How the Tories made a hash of school breakfasts

When Labour’s shadow minister for terrible live interview, Diane Abbott, made an error on national radio about the cost of police officers, she was laughed at. Not knowing your numbers is now labelled “doing an Abbott”.

Well, we may need a new phrase.

Last week the Conservative party sent a very clear press release stating that £1 billion of extra cash would be put into schools. The money was pushed as being additional. Much of it would come, the press release said, from saving money on free lunches for infants and instead putting it into breakfasts. Lunches cost about £650 million whereas breakfasts cost £60 million. Hence, the costs transfer.

Not knowing your numbers is now labelled “doing an Abbott”

No worries.
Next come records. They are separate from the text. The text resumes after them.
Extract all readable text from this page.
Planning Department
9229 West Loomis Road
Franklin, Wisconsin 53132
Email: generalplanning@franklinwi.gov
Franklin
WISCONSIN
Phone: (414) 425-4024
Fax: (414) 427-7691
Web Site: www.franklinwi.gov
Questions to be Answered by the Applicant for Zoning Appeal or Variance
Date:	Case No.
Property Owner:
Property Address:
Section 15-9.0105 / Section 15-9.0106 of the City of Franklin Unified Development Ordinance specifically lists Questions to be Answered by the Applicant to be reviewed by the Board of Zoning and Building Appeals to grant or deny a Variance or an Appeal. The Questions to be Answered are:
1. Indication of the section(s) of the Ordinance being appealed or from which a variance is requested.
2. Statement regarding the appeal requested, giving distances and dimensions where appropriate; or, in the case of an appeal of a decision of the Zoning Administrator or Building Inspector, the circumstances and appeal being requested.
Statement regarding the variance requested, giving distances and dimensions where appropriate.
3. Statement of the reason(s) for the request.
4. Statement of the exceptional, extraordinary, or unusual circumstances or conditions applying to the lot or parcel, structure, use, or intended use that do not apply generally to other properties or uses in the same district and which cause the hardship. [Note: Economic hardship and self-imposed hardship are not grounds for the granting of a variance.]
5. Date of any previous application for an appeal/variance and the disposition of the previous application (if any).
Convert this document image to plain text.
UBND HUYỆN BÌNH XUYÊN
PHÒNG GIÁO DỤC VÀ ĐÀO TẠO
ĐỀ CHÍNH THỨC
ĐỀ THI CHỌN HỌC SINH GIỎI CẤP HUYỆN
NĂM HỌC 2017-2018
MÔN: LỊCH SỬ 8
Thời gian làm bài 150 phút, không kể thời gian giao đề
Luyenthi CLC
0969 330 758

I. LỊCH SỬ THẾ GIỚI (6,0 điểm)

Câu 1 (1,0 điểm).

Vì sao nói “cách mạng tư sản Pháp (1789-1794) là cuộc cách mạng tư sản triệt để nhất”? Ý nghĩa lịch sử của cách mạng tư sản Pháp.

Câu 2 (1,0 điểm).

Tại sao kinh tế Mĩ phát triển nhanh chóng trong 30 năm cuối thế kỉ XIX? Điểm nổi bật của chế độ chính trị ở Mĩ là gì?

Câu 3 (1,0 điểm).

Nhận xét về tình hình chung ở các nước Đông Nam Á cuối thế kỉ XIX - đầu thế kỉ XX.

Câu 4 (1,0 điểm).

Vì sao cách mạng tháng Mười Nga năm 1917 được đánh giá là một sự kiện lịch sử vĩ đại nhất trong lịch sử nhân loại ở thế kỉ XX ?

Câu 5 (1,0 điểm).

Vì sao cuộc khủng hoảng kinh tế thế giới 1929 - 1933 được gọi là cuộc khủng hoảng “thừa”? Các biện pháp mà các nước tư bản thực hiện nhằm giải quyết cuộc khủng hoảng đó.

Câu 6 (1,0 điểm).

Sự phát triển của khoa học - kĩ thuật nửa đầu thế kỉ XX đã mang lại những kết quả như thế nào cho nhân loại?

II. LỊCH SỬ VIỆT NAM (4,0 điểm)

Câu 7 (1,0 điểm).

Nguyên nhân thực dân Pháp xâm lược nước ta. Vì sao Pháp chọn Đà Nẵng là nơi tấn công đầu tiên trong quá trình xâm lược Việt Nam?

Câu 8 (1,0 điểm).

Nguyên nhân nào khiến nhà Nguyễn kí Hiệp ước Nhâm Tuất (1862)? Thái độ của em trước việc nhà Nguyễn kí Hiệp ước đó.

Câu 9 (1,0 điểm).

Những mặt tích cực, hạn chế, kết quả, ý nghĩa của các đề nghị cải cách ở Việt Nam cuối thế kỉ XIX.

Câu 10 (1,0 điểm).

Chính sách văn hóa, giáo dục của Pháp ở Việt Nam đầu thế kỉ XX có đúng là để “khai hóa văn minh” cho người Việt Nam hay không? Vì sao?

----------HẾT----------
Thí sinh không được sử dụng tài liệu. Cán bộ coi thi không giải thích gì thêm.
We promptly worked out this meant each breakfast was worth about 7p. (£60 million, divided by 4.62 million primary pupils in state schools, divided by 190 days of the year.)

The Tories did not like this. They called to complain. They definitely did not say the policy was worth £60 million because it definitely wasn’t going to cost that. They simply didn’t know how much it would cost.

No worries. We promptly wrote a story explaining that they now didn’t have a clue how much the breakfasts would cost. We also asked them what this meant for the £1 billion extra? Might it all need to go on breakfast? Radio silence.

And here is why people get so annoyed about politics being such an integral part of education. To be blunt about it: the promises bandied about by press officers in a panicked, sleep-deprived few weeks in May are setting the course for the next few years in schools, and for those children’s futures.

Imagine having to make all your decisions for the next five years of your life when drunk on New Year’s Eve. That’s basically how we run schools.

Not that I have a better solution for democracy. But I do have one for Theresa May and Diane Abbott. Their calculators are in the post.